Don’t just take the word of stats; check out the below video, courtesy of Sung Min Kim:
Here's a video his 13 strikeouts vs. Wei Chuan Dragons from 2021. Fastball clocked in 93~95 range here:https://t.co/M93mBRVt8a — Sung Min Kim (@sung_minkim) January 11, 2022
The video above gives us some good evidence of who Bañuelos is today. In the video above, Bañuelos is consistently sitting at 95 MPH with his fastball (if we trust the radar gun readings). While the pitch doesn’t appear to have a lot of ride, Bañuelos hides the ball beautifully with his repeatable short arm motion out of the stretch. His change-up and slider velocities also appear intact from his last MLB appearance, but more importantly, the change-up flashes plus when the release and location are timed up correctly: watch the video at 1:53 above for evidence.

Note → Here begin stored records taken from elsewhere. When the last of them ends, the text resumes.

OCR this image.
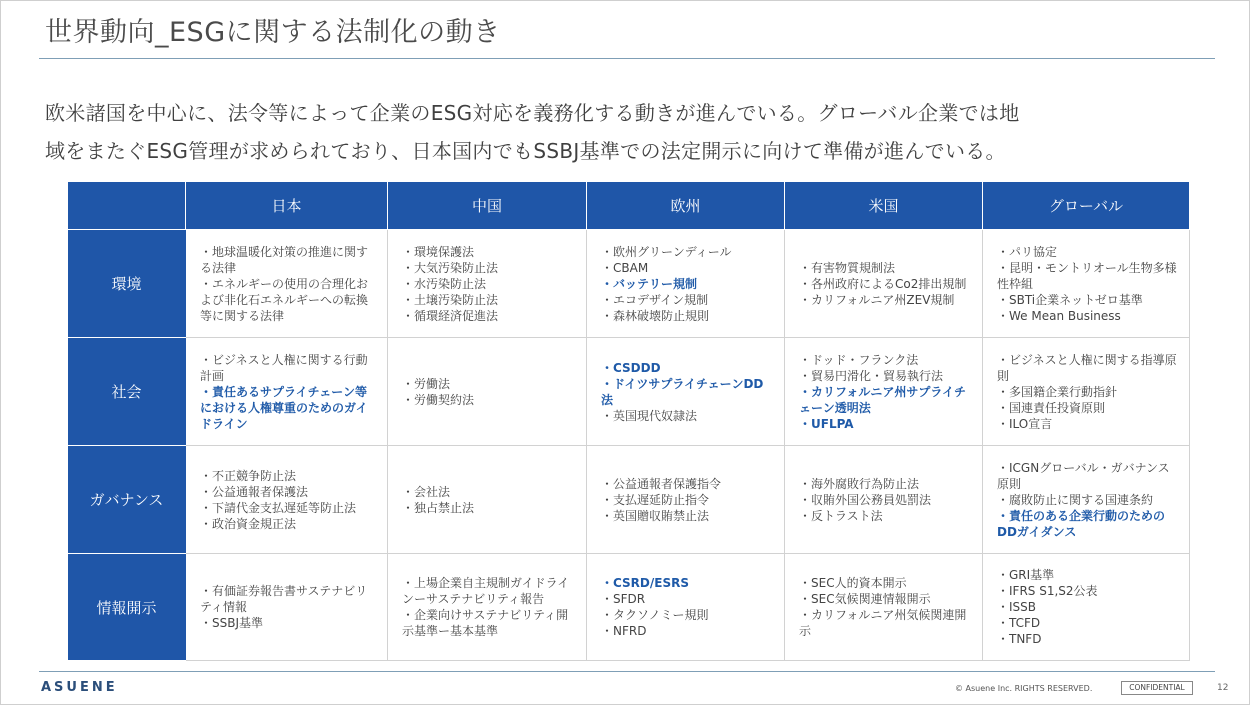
世界動向_ESGに関する法制化の動き
欧米諸国を中心に、法令等によって企業のESG対応を義務化する動きが進んでいる。グローバル企業では地
域をまたぐESG管理が求められており、日本国内でもSSBJ基準での法定開示に向けて準備が進んでいる。
	日本	中国	欧州	米国	グローバル
環境	・地球温暖化対策の推進に関する法律
・エネルギーの使用の合理化および非化石エネルギーへの転換等に関する法律	・環境保護法
・大気汚染防止法
・水汚染防止法
・土壌汚染防止法
・循環経済促進法	・欧州グリーンディール
・CBAM
・バッテリー規制
・エコデザイン規制
・森林破壊防止規則	・有害物質規制法
・各州政府によるCo2排出規制
・カリフォルニア州ZEV規制	・パリ協定
・昆明・モントリオール生物多様性枠組
・SBTi企業ネットゼロ基準
・We Mean Business

社会	・ビジネスと人権に関する行動計画
・責任あるサプライチェーン等における人権尊重のためのガイドライン	・労働法
・労働契約法	・CSDDD
・ドイツサプライチェーンDD法
・英国現代奴隷法	・ドッド・フランク法
・貿易円滑化・貿易執行法
・カリフォルニア州サプライチェーン透明法
・UFLPA	・ビジネスと人権に関する指導原則
・多国籍企業行動指針
・国連責任投資原則
・ILO宣言

ガバナンス	・不正競争防止法
・公益通報者保護法
・下請代金支払遅延等防止法
・政治資金規正法	・会社法
・独占禁止法	・公益通報者保護指令
・支払遅延防止指令
・英国贈収賄禁止法	・海外腐敗行為防止法
・収賄外国公務員処罰法
・反トラスト法	・ICGNグローバル・ガバナンス原則
・腐敗防止に関する国連条約
・責任のある企業行動のためのDDガイダンス

情報開示	・有価証券報告書サステナビリティ情報
・SSBJ基準	・上場企業自主規制ガイドラインーサステナビリティ報告
・企業向けサステナビリティ開示基準ー基本基準	・CSRD/ESRS
・SFDR
・タクソノミー規則
・NFRD	・SEC人的資本開示
・SEC気候関連情報開示
・カリフォルニア州気候関連開示	・GRI基準
・IFRS S1,S2公表
・ISSB
・TCFD
・TNFD
ASUENE	© Asuene Inc. RIGHTS RESERVED.	CONFIDENTIAL	12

Something tells me that the current Yankee pitching coach rotation down in the minors can help him hone that fastball/change-up combination.
Do I necessarily expect Bañuelos to become a key cog in the Yankee rotation or bullpen in 2022? Certainly not. Bañuelos will be 31 years old in 2022, and while his stuff plays against leagues of guys who are not used to seeing mid-90s velocity on a consistent basis, it will be another test against guys in AAA or the Majors. Then again, Bañuelos’ stuff looks much better than I’ve seen it in a decade. Maybe, just maybe, Bañuelos can re-write the ending to his MLB story. I know I’ll be rooting for him to do it with the Yankees.